Television

It’s Shark Week

Sarah Hope tells us what to expect from this years installment of Shark Week.

Stock up on Ramen Noodle soup. Cancel all of your plans. Skip work. Don’t leave your couch. It’s here: Shark Week 2014. Shark Week, the popular summer television event on the Discovery Channel, began as a series of purely educational filler programming, airing in mid-summer when we’d all rather be outside anyway. Now, it is a widespread media phenomenon complete celebrity endorsements and hoax promotions. Shark Week 2013 was watched by more than 53 million people. As the legend has it, Shark Week began when someone scribbled the idea on a cocktail napkin at a bar in 1987. That’s where all great ideas come from, right? On July 17, 1988, the series premiered with a special titled Caged in Fear, about the dangerous job of climbing into a cage and plunging into the sea to visit with the ocean’s most vicious creatures.
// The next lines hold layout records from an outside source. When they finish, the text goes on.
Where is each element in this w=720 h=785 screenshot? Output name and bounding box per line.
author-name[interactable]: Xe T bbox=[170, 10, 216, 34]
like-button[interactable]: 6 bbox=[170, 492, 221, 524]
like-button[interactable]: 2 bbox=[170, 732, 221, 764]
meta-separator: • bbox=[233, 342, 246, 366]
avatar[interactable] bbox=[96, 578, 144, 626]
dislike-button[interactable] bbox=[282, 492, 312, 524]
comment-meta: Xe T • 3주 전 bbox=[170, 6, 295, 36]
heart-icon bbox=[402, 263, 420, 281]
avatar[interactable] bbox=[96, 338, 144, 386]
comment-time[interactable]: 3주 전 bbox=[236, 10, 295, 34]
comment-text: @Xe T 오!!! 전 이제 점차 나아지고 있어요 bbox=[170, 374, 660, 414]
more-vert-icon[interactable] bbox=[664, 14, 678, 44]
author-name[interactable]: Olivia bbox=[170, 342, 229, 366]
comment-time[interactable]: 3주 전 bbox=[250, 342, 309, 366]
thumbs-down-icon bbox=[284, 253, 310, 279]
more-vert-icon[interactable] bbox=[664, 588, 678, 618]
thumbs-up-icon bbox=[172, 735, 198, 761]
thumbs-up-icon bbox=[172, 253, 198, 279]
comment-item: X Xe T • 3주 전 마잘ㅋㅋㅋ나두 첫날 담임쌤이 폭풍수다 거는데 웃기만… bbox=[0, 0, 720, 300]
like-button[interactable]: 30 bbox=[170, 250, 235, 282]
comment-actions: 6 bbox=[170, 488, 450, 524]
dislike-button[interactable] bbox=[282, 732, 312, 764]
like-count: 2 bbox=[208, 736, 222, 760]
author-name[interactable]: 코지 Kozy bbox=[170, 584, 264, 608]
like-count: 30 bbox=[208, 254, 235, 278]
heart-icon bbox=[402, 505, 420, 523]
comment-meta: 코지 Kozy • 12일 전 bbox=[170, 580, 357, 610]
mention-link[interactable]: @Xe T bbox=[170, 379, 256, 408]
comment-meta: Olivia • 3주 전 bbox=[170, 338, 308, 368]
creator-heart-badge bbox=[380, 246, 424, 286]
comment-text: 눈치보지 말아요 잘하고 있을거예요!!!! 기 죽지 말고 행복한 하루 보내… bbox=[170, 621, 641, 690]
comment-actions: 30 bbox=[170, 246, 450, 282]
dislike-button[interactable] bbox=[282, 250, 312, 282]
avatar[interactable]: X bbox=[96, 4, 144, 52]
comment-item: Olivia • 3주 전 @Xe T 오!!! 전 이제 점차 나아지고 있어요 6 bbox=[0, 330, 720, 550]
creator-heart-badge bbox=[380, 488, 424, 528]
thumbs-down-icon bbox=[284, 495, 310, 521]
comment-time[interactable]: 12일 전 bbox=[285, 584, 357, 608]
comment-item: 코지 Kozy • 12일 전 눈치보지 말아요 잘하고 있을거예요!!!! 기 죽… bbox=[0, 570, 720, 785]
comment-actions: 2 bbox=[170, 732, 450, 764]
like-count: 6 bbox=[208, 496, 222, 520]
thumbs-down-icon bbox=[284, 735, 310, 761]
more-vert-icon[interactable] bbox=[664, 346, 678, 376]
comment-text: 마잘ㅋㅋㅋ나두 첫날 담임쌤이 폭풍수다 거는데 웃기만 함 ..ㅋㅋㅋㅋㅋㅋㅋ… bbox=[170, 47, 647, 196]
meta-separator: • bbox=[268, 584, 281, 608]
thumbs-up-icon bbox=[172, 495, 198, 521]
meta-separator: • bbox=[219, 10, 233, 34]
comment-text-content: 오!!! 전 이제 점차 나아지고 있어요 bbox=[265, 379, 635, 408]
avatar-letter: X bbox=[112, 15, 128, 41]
A decade earlier, Jaws had taught pop culture audiences that sharks were pure evil. The reputation stuck, and so did our fascination. Twenty-seven years later, Discovery’s Shark Week is the longest running television event in history. Discovery declared Shark Week the “King of Summer” in this year’s ridiculous promo, which features actor Rob Lowe waterskiing on the backs of two sharks, while a mermaid clings to his leg and other sharks and sea life fly through the air around him. It is set to the epic track “2808” by UK dubstep artist Nero. Discovery is clearly taking some queues in tone and humor from its sister phenomenon, SyFy’s Sharknado – making sharks ridiculous since 2013. Sharknado 2: The Second One premiered on July 30. Coincidence? I think not.